Source: USDA Forest Products Laboratory, Wood Handbook: Wood as an Engineering Material.
| Lacquer advantage | Why it helps |
|---|---|
| Fast drying | Allows multiple controlled coats without waiting days. |
| Smooth film build | Creates a cleaner furniture-grade feel. |
| Excellent clarity | Lets the stain color and grain show through. |
| Sands well between coats | Helps remove dust nibs and minor roughness. |
| Works well on shaped parts | Sprays into curves and profiles better than many brushed finishes. |
| Professional sheen control | Available in matte, satin, semi-gloss, and gloss looks. |
For Design 59’s customer base — woodworkers, furniture flippers, side hustlers, and DIY furniture builders — lacquer has one more advantage: it helps a bought component look like part of a finished piece of furniture.
Lacquer is the finish that helps stained parawood look like finished furniture, not just stained wood.

Lacquer vs Polyurethane vs Water-Based Topcoat
There is no single correct topcoat for every project. Polyurethane, water-based finishes, shellac, and hardwax oils all have their place. But for a professional furniture appearance on shaped parawood components, lacquer is often the better-looking path when applied safely.
| Finish type | Best for | Strengths | Weaknesses |
|---|---|---|---|
| Lacquer | Furniture-grade appearance, table legs, detailed parts | Fast drying, smooth build, professional look, great for spraying | Requires ventilation, solvent safety, and preferably spray equipment |
| Oil-based polyurethane | Durability and brush-on projects | Tough, accessible, warm tone | Slower drying, can amber, brush marks possible |
| Water-based polyurethane | Lower odor and lighter colors | Clearer color, faster than oil poly, easier cleanup | Can raise grain and may look less warm |
| Shellac | Sealing and vintage finishing | Fast drying, warm tone, useful barrier coat | Less water and chemical resistance than modern topcoats |
| Hardwax oil | Natural low-build finish | Easy to apply, natural feel | Less film protection and may need maintenance |
For beginners without a safe spray area, a quality wipe-on or brush-on topcoat may be the more practical choice. For small shops and serious builders with ventilation and proper safety practices, lacquer is the finish that most clearly pushes parawood toward a professional furniture look.
Important Safety Note: Lacquer Requires Ventilation and Fire Awareness
Lacquer can produce strong solvent vapors and is often flammable. Use it only according to the product label and safety data sheet. Work with strong ventilation, keep lacquer away from open flames, pilot lights, heaters, sparks, cigarettes, and other ignition sources, and use appropriate protective equipment.

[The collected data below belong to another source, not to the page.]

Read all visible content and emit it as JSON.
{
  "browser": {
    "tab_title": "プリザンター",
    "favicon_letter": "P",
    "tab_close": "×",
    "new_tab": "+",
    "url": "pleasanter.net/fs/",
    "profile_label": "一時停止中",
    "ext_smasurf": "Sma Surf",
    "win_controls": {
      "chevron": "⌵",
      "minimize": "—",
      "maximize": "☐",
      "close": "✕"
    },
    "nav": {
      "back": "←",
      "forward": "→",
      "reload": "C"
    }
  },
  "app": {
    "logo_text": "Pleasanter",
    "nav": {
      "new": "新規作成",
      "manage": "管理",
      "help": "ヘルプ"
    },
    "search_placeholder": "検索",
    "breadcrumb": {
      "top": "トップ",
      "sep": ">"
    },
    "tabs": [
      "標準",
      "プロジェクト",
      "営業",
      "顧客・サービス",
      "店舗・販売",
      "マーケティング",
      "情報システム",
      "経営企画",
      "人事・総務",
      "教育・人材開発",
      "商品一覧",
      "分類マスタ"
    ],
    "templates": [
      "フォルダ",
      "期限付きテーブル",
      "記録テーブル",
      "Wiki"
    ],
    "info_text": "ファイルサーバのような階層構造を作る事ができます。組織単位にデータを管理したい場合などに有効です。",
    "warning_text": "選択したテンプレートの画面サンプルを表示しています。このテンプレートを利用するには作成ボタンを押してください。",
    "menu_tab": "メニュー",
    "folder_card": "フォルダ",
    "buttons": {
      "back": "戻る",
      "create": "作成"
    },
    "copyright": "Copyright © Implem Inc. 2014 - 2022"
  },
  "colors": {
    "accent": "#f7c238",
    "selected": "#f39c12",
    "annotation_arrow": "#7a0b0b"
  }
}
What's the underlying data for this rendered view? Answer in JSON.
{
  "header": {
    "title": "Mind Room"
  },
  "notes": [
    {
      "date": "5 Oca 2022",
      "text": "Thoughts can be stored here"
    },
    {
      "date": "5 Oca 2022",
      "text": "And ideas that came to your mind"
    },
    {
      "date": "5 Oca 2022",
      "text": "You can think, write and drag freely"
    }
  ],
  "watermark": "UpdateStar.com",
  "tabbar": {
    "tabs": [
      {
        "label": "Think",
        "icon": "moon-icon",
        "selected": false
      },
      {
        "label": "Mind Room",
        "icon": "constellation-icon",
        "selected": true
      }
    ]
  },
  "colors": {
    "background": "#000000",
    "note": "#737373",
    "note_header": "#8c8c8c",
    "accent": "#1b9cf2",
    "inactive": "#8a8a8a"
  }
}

Do not spray lacquer in an enclosed living space. Do not spray near appliances or anything with a pilot light. Do not assume an open garage door is enough for every product or situation. Read and follow the label. If you do not have a safe place to spray lacquer, use a water-based or wipe-on topcoat instead.
Sources: OSHA Woodworking eTool; NIOSH Pocket Guide to Chemical Hazards; NIOSH wood dust safety information.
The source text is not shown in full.